FİLİZ KERESTECİOĞLU DEMİR (İstanbul) - Kürtçe ıslık, evet. Yani, ben bir ıslık çalmak istiyorum, nasıl oluyor Kürtçe ıslık? Ama olmuş.

Musa Anter 1943 yılında Dicle Talebe Yurdu Müdürlüğü yaparken karakola çağırılmış. Siyasi şubede görevli polisler tarafından, Kürtçe ıslık çaldığı gerekçesiyle, tekme tokat dövülerek ağır hakaretlere maruz kaldığı hikâyeyi "Hatıralarım" kitabında anlatmış. Komiser demiş ki: "Ulan hainoğluhain, kusurunu biliyor musun?" "Yok." demiş Musa Anter. "Radyonuz yok mudur?" "'Var.' dedim." "Peki, pikabınız yok mu?" "'O da var.' dedim." "Peki -bilmem ne oğlu bilmem ne- bu kadar güzel Türkçe plak varken ne -nokta nokta nokta- yemeye yurtta Kürtçe ıslık çalıyorsunuz?"

(Mikrofon otomatik cihaz tarafından kapatıldı)

FİLİZ KERESTECİOĞLU DEMİR (İstanbul) - Bunu da tamamlayayım, son cümle.

BAŞKAN - Tamamlayın hadi.

CEYHUN İRGİL (Bursa) - Ama bu ilginç bir konu, bunu dinleyelim hakikaten.

FİLİZ KERESTECİOĞLU DEMİR (İstanbul) - Açılmadı mikrofon.

BÜLENT TURAN (Çanakkale) - Zapta geçmesin diye kapattı!

FİLİZ KERESTECİOĞLU DEMİR (İstanbul) - Zapta geçsin, geçsin, özellikle geçsin.

BAŞKAN - O ıslık nasıldı, bilmiyorum.

FİLİZ KERESTECİOĞLU DEMİR (İstanbul) - "İşte, biz buradan geliyoruz aziz Türk ve Kürt gençleri." diye Musa Anter "Hatıralarım"ında yazıyor.

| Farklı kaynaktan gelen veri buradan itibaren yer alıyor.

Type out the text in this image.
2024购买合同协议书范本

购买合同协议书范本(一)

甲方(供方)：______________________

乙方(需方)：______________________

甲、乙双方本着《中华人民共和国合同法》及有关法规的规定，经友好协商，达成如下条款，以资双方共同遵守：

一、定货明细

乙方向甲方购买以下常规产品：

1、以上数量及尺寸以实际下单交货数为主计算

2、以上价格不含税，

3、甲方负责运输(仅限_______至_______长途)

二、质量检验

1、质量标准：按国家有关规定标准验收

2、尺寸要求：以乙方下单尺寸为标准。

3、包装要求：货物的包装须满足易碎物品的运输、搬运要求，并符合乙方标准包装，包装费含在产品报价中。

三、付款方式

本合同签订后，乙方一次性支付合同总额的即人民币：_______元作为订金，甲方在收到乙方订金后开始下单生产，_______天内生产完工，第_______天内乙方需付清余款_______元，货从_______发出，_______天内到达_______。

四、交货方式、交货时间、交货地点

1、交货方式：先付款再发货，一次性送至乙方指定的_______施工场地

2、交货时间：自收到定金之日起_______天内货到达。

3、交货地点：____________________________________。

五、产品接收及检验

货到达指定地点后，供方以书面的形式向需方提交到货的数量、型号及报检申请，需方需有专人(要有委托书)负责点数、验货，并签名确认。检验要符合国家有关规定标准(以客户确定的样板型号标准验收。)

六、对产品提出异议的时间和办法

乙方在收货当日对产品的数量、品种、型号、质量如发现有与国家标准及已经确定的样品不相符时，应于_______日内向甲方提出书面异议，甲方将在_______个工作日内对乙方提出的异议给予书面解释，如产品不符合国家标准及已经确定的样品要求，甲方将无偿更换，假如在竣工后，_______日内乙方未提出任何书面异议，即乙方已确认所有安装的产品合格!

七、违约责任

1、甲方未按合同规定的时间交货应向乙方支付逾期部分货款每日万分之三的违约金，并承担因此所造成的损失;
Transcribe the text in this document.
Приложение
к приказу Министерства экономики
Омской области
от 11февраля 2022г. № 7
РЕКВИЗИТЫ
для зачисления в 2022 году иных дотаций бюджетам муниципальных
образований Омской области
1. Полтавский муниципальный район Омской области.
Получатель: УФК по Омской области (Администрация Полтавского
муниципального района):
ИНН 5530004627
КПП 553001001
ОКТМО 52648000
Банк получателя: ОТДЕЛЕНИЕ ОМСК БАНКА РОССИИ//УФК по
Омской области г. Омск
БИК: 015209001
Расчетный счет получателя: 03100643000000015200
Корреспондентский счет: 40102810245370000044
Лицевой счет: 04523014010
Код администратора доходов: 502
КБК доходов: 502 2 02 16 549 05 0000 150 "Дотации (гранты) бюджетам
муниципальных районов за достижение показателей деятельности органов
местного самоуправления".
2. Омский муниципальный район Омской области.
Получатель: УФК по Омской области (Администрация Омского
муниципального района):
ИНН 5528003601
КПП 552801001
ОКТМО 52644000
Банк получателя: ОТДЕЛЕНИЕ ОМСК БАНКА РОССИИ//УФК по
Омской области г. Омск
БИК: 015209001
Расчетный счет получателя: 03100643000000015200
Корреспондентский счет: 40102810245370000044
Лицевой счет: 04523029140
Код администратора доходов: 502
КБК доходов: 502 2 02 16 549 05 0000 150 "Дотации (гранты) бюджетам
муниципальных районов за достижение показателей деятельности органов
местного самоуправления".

Ve daha yeni aynı olay...

Evet, sekiz yıl ile yirmi yedi yıl arasında... Dicle Üniversitesinde okullarının bahçesinde çocuklar ıslık çalarak dolaşıyor ve ıslıkla bir marş çaldıkları iddia ediliyor. Onlar da "Yok, o marş da değil. Aslında Xelil Xemgin isimli Kürt sanatçının bir şarkısını biz söylüyorduk." diyorlar ve polisler apar topar alıyorlar, götürüyorlar.

Tarihe geçsin: Kürtçe ıslık da varmış. Türkçesini sizden bekliyoruz.

Teşekkür ederim.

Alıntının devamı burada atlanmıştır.